Imipenem/cilastatin/relebactam pharmacokinetics in critically ill patients with augmented renal clearance.

J Antimicrob Chemother

Center for Anti-Infective Research and Development, Hartford Hospital, Hartford, CT 06102, USA.

Published: October 2022

Background: Imipenem and relebactam are predominantly excreted via glomerular filtration. Augmented renal clearance (ARC) is a common syndrome in critically-ill patients with sepsis, and sub-therapeutic antibiotic concentrations are of concern. Herein, we describe the pharmacokinetics of imipenem/relebactam in critically-ill patients with ARC.

Methods: Infected patients in the ICU with ARC (CLCR ≥ 130 mL/min) received a single dose of imipenem/cilastatin/relebactam 1.25 g as a 30 min infusion. Blood samples were collected over 6 h for concentration determination. Protein binding was assessed by ultrafiltration. An 8 h urine creatinine collection confirmed ARC. Population pharmacokinetic models with and without covariates were fit using the non-parametric adaptive grid algorithm in Pmetrics. A 5000 patient Monte Carlo simulation assessed joint PTA using relebactam fAUC/MIC ≥8 and imipenem ≥40% fT>MIC.

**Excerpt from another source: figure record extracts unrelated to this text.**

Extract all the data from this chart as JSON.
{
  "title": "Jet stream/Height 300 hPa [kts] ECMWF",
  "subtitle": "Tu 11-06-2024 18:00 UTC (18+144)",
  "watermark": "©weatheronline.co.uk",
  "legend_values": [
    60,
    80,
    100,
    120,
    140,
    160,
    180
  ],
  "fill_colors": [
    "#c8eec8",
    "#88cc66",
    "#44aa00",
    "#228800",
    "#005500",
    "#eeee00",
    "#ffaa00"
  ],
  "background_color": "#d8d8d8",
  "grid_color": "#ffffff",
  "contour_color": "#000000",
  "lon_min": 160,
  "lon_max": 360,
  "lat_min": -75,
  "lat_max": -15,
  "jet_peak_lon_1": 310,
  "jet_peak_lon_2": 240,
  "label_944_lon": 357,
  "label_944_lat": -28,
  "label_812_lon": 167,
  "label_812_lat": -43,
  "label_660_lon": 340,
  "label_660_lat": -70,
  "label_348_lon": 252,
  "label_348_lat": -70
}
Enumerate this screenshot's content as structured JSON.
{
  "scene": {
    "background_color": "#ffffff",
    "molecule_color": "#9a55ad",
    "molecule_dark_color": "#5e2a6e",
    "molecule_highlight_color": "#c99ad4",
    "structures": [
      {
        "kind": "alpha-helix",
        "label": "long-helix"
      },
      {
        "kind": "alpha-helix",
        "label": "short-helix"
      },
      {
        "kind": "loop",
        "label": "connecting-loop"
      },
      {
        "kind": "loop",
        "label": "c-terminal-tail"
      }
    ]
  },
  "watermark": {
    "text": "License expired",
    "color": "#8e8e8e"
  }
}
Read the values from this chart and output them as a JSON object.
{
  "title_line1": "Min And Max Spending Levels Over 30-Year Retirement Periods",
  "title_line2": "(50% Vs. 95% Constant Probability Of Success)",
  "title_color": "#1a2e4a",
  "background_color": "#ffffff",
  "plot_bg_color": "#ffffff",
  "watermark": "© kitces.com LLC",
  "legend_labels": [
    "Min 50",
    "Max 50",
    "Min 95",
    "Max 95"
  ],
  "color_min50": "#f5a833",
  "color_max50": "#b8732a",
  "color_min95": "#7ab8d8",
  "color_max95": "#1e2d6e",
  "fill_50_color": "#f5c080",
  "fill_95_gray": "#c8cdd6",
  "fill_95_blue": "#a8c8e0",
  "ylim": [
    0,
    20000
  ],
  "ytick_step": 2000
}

Results: Eight patients with ARC completed the study. A base population pharmacokinetic model with two-compartments fitted the data best. The mean ± SD parameters were: CL, 17.31 ± 5.76 L/h; Vc, 16.15 ± 7.75 L; k12, 1.62 ± 0.99 h-1; and k21, 3.53 ± 3.31 h-1 for imipenem, and 11.51 ± 4.79 L/h, 16.54 ± 7.43 L, 1.59 ± 1.12 h-1, and 2.83 ± 2.91 h-1 for relebactam. Imipenem/cilastatin/relebactam 1.25 g as a 30 min infusion every 6 h achieved 100% and 93% PTA at MICs of 1 and 2 mg/L, respectively.

Conclusions: Despite enhanced clearance of both imipenem and relebactam, the currently approved dosing regimen for normal renal function was predicted to achieve optimal exposure in critically-ill patients with ARC sufficient to treat most susceptible pathogens.